Softway Systems Inc. has released Interix 2.2, a complete Unix system for
Windows NT that not only runs Unix and Linux applications, but enables
programmers and Web developers to run Internet-based applications on native
Unix while still based on a Windows NT machine.
It’s not an emulator, either. Interix is a separate subsystem that runs
under the Windows NT microkernel. It provides access to the usual 300+ Unix
commands and utilities, as well as multiple shells; languages such as perl,
Tcl, and C; X Windows (X11R6.3 server); and the OSF/Motif 1.2.4 window
manager and libraries.
More than that, it implements BSD sockets and
Berkeley networks services, including telnetd, inetd, and rlogind.
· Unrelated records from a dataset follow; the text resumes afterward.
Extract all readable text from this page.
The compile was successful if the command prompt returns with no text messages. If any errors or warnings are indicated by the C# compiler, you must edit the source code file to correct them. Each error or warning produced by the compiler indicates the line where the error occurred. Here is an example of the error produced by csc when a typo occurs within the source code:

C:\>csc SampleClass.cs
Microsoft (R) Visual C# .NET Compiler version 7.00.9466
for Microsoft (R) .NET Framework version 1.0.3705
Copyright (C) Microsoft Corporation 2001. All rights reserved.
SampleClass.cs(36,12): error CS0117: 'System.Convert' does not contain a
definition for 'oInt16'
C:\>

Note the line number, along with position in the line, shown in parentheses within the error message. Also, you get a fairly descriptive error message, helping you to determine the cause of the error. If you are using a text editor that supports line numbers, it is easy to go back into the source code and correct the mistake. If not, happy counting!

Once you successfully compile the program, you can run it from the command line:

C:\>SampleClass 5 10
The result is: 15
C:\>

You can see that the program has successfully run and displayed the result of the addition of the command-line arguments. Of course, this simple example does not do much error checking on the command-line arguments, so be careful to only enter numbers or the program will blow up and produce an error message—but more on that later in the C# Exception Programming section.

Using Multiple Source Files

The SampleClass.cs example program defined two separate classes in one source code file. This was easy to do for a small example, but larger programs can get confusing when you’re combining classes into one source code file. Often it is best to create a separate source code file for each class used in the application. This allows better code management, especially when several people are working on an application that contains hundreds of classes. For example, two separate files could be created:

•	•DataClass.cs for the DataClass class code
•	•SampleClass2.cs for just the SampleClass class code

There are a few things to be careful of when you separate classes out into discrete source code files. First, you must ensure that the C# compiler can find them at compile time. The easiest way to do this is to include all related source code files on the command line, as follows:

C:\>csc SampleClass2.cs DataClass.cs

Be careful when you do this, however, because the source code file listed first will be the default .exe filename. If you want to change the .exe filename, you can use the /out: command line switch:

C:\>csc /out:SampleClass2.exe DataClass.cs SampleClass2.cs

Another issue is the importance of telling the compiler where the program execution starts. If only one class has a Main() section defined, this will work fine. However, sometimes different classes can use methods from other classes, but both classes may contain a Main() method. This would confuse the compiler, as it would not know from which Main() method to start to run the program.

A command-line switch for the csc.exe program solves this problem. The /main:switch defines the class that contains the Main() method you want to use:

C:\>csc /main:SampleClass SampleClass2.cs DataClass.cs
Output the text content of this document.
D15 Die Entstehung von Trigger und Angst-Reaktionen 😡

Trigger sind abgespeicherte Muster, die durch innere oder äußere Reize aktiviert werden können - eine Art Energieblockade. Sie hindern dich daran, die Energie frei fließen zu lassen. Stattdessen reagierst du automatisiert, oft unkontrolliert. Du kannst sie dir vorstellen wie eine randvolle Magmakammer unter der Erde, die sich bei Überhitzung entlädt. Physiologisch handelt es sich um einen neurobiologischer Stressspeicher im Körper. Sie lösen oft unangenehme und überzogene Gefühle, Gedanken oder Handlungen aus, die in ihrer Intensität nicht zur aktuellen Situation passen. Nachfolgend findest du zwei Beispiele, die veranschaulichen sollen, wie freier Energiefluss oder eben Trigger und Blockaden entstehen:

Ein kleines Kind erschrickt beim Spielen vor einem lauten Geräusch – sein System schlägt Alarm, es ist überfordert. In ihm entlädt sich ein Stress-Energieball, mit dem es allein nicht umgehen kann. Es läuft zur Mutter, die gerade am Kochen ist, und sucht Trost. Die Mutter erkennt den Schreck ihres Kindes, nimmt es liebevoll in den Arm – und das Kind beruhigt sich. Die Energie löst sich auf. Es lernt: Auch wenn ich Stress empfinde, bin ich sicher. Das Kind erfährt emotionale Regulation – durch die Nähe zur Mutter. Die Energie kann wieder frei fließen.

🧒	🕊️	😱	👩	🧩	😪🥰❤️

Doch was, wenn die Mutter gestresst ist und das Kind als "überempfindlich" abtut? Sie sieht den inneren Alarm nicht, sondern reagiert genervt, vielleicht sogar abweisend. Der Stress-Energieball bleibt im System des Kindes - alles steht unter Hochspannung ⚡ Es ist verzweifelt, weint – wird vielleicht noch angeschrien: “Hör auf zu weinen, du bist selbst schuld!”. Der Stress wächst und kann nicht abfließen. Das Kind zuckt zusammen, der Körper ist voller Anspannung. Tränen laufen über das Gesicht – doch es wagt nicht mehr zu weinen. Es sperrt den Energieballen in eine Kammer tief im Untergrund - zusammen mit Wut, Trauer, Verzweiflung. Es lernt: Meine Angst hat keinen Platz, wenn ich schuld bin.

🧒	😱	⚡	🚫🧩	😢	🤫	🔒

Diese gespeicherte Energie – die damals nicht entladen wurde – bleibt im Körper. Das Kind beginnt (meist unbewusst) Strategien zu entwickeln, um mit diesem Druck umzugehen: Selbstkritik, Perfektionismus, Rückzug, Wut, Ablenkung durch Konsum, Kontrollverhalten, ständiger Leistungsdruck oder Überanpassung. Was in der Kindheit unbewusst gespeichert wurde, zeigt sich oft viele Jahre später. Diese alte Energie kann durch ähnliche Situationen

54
That
means that you can have multiple simultaneous user logins, with full
Internet-enabled access to applications via X Windows or the shell. That’s
pretty good, because under vanilla Windows NT there is no way to have
multiple users, other than shared network access with Microsoft Windows
Networking, or via dialin RAS. And Interix works with Windows NT security
and administration features.
The possibilities and implications for Interix are many. You can run
Windows NT as a server with full Microsoft capabilities, yet use Apache as
your main Web server…and do it all on relatively inexpensive PC hardware
— or use Digital Alpha-based workstation hardware if you want. You can
program, configure, and administrate Apache directly under Unix…remotely,
if you want. You can use the rich Unix command set to add functionality to
your Windows NT server. Best of all, you no longer have to choose between
Unix and Linux and Windows NT!
I saw an impressive demo where X Windows clients were running side-by-side
with Win32 applications, and images were pasted directly from X Windows
(running on Interix) into a Word document (running on NT). The response was
instantaneous, and not what people have come to expect from
“Unix-ported-to-something-else” systems. Even then, I wasn’t completely
satisfied until I saw the Windows NT task manager, which displayed the
facts that Interix not only wasn’t a memory hog, but wasn’t a CPU hog either!
Except for the fact that each Interix process shows up separately — and
you can run a lot of them — the memory and CPU requirements were extremely
minimal. I was told that Softway Systems runs their entire Web site on
Apache under Interix under Windows NT, serving hundreds of thousands of
hits per month easily on a small machine, and rarely reboots for any reason.